The Competitive environment
The two tables below are PEST analyses of the Chinese market and the Indian market. PEST analysis is a tool used to assess the macro economic environment that a business operates in.

* China
* Tariff and excises policy affect on the development of luxury goods market
Protectionist policies restricted trade especially on imported goods but when china joined the WTO this opened up gradually, due to excise prices of the goods can be severely effected meaning access to such goods will be easier for some consumers than offers
* Tourism policy effecting the luxury good consumption in China
These policies encourage their citizens to go travelling out-bound of china. This is an issue in that if people are travelling abroad they are more likely to purchase their luxury goods there because they are more likely to be real as china has a big problem with counterfeit goods and they wont have to pay extra due to excise taxes that are enforced in China.

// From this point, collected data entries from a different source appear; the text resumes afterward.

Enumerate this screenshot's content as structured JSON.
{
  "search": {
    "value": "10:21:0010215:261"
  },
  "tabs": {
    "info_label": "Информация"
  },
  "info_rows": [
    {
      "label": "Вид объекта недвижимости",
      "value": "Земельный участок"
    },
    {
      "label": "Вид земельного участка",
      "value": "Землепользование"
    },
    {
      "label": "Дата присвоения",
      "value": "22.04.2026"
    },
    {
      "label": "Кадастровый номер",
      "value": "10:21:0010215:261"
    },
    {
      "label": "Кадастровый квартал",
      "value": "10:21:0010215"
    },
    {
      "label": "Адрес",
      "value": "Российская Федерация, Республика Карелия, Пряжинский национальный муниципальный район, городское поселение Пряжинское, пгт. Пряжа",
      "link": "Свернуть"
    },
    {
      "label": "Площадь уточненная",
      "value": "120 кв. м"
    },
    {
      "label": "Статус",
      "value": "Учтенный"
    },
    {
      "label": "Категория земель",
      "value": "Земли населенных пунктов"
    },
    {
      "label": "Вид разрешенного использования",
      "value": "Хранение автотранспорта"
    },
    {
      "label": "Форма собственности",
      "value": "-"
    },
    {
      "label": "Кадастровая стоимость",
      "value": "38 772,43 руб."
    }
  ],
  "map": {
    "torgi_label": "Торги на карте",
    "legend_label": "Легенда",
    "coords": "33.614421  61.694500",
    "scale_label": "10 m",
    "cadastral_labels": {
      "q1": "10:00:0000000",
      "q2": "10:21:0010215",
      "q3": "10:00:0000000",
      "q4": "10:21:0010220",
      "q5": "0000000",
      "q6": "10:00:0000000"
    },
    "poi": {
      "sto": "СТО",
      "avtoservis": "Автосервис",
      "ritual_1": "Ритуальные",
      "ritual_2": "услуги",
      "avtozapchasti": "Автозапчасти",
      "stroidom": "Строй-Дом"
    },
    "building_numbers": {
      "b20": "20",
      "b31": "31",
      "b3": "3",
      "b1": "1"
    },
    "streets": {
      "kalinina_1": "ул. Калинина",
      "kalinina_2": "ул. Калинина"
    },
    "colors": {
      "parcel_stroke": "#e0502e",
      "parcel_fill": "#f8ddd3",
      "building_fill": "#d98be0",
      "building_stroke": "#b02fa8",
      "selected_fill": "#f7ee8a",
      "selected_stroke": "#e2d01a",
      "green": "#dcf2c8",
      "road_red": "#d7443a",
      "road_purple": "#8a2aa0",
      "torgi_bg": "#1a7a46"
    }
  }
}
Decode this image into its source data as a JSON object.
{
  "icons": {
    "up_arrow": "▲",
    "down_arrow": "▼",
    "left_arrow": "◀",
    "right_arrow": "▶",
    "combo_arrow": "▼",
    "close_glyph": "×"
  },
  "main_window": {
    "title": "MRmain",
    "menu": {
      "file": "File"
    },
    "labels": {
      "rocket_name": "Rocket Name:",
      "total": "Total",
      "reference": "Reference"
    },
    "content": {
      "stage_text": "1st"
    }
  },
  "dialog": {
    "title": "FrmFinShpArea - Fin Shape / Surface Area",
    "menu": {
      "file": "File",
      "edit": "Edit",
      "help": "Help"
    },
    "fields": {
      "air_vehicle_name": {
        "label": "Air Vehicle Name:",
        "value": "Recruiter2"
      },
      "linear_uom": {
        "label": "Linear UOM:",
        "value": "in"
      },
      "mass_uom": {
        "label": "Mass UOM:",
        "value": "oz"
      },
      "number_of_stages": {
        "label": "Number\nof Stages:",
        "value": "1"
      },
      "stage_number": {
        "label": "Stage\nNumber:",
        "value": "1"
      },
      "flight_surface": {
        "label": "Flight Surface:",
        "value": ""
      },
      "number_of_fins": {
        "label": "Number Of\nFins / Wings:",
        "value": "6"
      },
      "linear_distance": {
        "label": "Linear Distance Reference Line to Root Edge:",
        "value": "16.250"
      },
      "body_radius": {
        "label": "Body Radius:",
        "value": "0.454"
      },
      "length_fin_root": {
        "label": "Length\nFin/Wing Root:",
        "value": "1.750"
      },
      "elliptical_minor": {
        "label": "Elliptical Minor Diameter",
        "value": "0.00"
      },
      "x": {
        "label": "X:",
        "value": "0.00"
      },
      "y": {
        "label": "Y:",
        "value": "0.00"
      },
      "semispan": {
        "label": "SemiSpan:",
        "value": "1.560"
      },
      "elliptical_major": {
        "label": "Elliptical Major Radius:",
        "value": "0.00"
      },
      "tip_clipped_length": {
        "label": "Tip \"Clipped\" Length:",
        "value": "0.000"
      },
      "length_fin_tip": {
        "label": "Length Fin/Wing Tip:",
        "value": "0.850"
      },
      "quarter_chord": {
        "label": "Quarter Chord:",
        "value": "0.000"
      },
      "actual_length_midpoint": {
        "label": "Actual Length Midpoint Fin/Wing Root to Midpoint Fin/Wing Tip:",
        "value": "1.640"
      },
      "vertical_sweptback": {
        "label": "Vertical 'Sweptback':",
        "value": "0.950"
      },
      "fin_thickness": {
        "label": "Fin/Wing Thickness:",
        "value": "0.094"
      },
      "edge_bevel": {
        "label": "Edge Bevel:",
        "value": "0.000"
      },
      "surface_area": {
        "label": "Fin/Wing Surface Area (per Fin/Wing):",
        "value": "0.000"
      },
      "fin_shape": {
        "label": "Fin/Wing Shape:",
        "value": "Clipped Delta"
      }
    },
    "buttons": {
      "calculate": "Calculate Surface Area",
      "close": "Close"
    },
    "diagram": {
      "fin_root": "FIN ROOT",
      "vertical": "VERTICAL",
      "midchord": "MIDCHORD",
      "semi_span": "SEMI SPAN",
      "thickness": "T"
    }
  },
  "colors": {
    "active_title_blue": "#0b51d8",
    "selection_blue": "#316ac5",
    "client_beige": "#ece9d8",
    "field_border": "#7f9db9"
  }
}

* Fight against counterfeit purifies the environment for development of luxury goods
Even with China joining the WTO, protections for intellectual property are not consistently enforced which means that luxury goods companies could be losing out on millions due to counterfeit goods. Economical
* Rapid economic growth
China has seen rapid growth over the years due to its manufacturing and industrial sectors. As a result of this GDP has seen rapid growth.
* High GDP
This factor is the main attraction for luxury goods companies coming to china along with the size of the market in terms of the population size there. This high GDP indicates there is potentially a lot of money to made
* Risk of Inflation
This could potentially be a problem for luxury goods companies because it will mean that consumers have less disposable income to spend; however on the other hand it is also important note that China's GDP is very high and is still rising.
* Becoming more western
Due to the global media, the internet and government policy encouraging Chinese people to travel they are beginning to pick up western customs such as owning luxury goods that traditionally in Chinese culture would be frowned on.